NEWS MILAN Andriy Shevchenko è uno dei giocatori che ha lasciato la propria impronta nella storia rossonera. È il secondo goleador di sempre del Diavolo, ha regalato tante gioie ai tifosi e ha contribuito alla vittoria di trofei importanti.

Intervistato da DAZN, l’attuale commissario tecnico dell’Ucraina non ha nascosto il sogno di approdare un giorno sulla panchina del Milan. Adesso lì c’è Gennaro Gattuso, suo ex compagno che ammirava già quando era calciatore e che apprezza tuttora in veste diversa: «Non mi aspettavo che Rino diventasse un allenatore completo. Soprattutto vedendo lui all’inizio: molto emotivo, litigava con tutti, arbitri e giocatori… Adesso si è trasformato e regge bene questo lavoro».

Shevchenko ha anche raccontato che la sua esperienza al Milan non è stata sempre facile. Qualche momento complicato c’è stato, uno in particolare: «Nella mia carriera mi sono sentito in un bunker parecchie volte – spiega -. Uno dei momenti più difficili è stato il terzo anno al Milan, quando arrivò Carlo Ancelotti. Ebbi dei problemi fisici, poi quando ero pronto a tornare, la squadra stava andando bene con un altro schema, con una punta sola. Sono stato fuori per tre mesi, in quel momento era importante parlare con l’allenatore. Carlo mi motivava, mi spiegava che in quel momento non c’era spazio per me, ma che sarebbe arrivato il mio momento e mi sarei dovuto tenere pronto».

L’ex centravanti rossonero racconta che poi in quella stagione, la 2002-2003 (in realtà la quarta di Sheva al Milan), la svolta è arrivata per lui e la squadra: «Dovevamo giocare una partita importante con il Real Madrid. Ancelotti due giorni prima mi ha spiegato che avrei giocato, sottolineando quanto era importante quella partita. Io mi son sentito pronto, motivato e abbiamo preparato partita benissimo. Ho fatto gol, ho trovato più spazio, Carlo ha cambiato schema di gioco. Siamo passati alle due punte abbiamo vinto la Champions League».

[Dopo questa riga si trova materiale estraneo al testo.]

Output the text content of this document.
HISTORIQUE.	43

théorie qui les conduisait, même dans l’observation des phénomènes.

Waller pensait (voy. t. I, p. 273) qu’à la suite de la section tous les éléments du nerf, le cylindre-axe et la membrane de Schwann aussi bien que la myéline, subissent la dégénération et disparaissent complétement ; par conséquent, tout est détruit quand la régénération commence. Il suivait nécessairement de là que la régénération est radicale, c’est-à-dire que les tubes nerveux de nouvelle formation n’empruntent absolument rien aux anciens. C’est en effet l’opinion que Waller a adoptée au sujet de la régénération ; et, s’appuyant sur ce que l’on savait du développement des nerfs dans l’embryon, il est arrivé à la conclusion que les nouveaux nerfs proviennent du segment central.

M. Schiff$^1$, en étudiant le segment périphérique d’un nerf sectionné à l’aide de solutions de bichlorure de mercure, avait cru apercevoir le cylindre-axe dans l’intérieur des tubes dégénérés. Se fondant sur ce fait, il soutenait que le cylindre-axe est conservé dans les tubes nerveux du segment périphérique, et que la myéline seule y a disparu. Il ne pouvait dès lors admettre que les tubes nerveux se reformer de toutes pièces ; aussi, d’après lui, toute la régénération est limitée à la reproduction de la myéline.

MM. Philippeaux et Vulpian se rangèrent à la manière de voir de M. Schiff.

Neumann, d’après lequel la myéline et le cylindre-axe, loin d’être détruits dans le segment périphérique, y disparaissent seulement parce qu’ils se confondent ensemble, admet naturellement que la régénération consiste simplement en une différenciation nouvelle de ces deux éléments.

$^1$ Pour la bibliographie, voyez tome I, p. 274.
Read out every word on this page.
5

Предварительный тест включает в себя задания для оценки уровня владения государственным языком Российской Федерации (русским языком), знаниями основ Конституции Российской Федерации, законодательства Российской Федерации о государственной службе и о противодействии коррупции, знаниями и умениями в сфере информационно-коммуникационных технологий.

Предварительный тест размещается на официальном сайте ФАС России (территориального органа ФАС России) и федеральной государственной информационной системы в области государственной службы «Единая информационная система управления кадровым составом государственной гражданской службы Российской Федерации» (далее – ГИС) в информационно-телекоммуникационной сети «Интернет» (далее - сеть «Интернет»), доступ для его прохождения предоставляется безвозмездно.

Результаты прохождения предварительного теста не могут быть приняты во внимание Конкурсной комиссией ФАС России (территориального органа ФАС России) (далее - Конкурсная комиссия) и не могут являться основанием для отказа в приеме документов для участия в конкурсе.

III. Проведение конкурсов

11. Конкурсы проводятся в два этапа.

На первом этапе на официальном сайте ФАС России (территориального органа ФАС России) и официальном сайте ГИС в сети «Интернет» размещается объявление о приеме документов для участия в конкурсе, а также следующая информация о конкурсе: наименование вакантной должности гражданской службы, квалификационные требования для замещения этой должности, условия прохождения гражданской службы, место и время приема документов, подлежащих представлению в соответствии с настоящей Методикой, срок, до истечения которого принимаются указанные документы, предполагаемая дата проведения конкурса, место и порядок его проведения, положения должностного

In quel Milan-Real Madrid segnò lui a San Siro su assist di Manuel Rui Costa. Match terminato 1-0 e fondamentale per il primo posto nel girone. Poi quell’edizione della Champions League si concluse con il trionfo all’Old Trafford di Manchester contro la Juventus. Ai calci di rigore finali fu suo il penalty decisivo, spiazzando Gianluigi Buffon e regalando una gioia immensa a tutto il popolo rossonero.